Unions accuse firms of pushing pay gloomLocal | Yupina Ng Nov 28, 2016
CTU chief executive Mung Siu-tat cited University of Hong Kong figures to show the economy in the fourth quarter this year is expected to grow 2.1 percent, compared with 1.9 percent in the third quarter, meaning that the economy is likely to bounce back.
"Consumption and income are related to each other," Mung said yesterday at a press briefing. "If the business sector uses unstable economy as an excuse to suppress pay hikes, the economy will fall into a vicious cycle because a lower pay rise will affect the employees' consumption power. As a result, economic growth will slow down."
CTU general secretary and former legislator Lee Cheuk-yan said its demand of a 5 percent pay rise has taken the inflation rate and the earnings of big businesses into consideration, adding that many big businesses are still earning billions a year.
The CTU said the inflation rate from January to September this year was 3.4 percent but the government figures show it was 2.8 percent.
"Whether the economy is good or bad, employees have the right to share the spoils of success," Lee said.

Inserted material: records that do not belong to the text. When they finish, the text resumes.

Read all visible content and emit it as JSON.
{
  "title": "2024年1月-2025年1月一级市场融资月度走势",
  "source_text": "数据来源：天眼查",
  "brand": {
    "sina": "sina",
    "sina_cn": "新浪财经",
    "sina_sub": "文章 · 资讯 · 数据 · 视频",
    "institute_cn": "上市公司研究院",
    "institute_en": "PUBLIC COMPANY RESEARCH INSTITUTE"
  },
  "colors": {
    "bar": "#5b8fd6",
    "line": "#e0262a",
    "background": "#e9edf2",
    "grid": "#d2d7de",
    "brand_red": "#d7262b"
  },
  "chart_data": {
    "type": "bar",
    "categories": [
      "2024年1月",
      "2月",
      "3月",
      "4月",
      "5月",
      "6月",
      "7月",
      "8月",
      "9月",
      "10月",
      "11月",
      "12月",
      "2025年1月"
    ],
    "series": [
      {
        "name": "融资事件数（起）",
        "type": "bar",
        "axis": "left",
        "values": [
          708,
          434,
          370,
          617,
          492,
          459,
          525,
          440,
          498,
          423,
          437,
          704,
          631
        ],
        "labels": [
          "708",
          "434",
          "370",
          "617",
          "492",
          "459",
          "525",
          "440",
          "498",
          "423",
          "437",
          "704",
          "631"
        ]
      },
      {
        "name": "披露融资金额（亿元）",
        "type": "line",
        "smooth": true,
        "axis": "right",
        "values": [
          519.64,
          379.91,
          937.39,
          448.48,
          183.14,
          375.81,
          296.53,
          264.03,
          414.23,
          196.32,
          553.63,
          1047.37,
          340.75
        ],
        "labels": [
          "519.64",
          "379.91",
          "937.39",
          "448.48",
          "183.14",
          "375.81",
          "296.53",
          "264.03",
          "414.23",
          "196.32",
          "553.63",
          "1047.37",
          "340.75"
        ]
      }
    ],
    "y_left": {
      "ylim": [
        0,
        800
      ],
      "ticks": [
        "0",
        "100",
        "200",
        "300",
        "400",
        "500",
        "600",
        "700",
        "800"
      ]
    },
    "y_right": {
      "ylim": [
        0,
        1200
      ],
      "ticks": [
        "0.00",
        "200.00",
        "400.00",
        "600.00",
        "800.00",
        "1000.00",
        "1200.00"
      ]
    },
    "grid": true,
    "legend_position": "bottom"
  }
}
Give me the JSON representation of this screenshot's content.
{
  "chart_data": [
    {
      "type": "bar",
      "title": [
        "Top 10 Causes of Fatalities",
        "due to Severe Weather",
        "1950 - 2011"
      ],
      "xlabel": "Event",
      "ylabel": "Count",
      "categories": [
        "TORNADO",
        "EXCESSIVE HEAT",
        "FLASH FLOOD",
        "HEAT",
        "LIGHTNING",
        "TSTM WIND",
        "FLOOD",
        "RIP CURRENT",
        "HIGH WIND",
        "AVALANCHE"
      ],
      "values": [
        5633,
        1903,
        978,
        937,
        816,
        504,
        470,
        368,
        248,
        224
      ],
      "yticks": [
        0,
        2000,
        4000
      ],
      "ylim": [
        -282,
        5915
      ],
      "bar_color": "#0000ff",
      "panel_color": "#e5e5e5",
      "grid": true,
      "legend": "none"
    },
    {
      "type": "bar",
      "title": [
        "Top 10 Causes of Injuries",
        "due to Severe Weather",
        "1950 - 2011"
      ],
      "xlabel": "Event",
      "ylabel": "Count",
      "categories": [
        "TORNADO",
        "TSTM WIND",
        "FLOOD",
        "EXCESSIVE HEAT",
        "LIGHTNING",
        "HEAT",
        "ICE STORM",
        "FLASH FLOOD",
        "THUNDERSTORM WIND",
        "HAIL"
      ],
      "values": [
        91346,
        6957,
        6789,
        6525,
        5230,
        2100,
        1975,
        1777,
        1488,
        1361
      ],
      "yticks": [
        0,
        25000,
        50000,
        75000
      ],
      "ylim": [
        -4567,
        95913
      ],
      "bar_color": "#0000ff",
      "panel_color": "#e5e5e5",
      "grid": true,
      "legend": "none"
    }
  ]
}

Silvia But Pui-ying, vice chairwoman of Cathay Pacific Airways Flight Attendants Union, which is under the CTU, revealed yesterday that it started negotiating with the airline last week on a pay rise and extension of th eretirement age to 65.
She described the meeting as "peaceful."
Although the higher retirement age, currently at 55, remains its first priority, the union hopes to have salaries increased by 5 percent, up from last year's 4 percent rise.
She added that cabin crew deserve a pay rise as the carrier will increase flight seats next year, meaning they will been given more work to do. Cathay Pacific will reply to the union on Thursday.
Union of Hong Kong Dockers secretary Chan Yum-wo said their employer has been increasing their salaries each year since the union went on strike in 2013, but only because workers voiced their demands instead of the employer actively increasing their pay.
Earlier this month, the Hong Kong Institute of Human Resources Management said it expects employees to get a 3.5 percent pay rise next year, although the estimate is the lowest since 2012 because of the economic slowdown in China and weak local and overseas consumer confidence.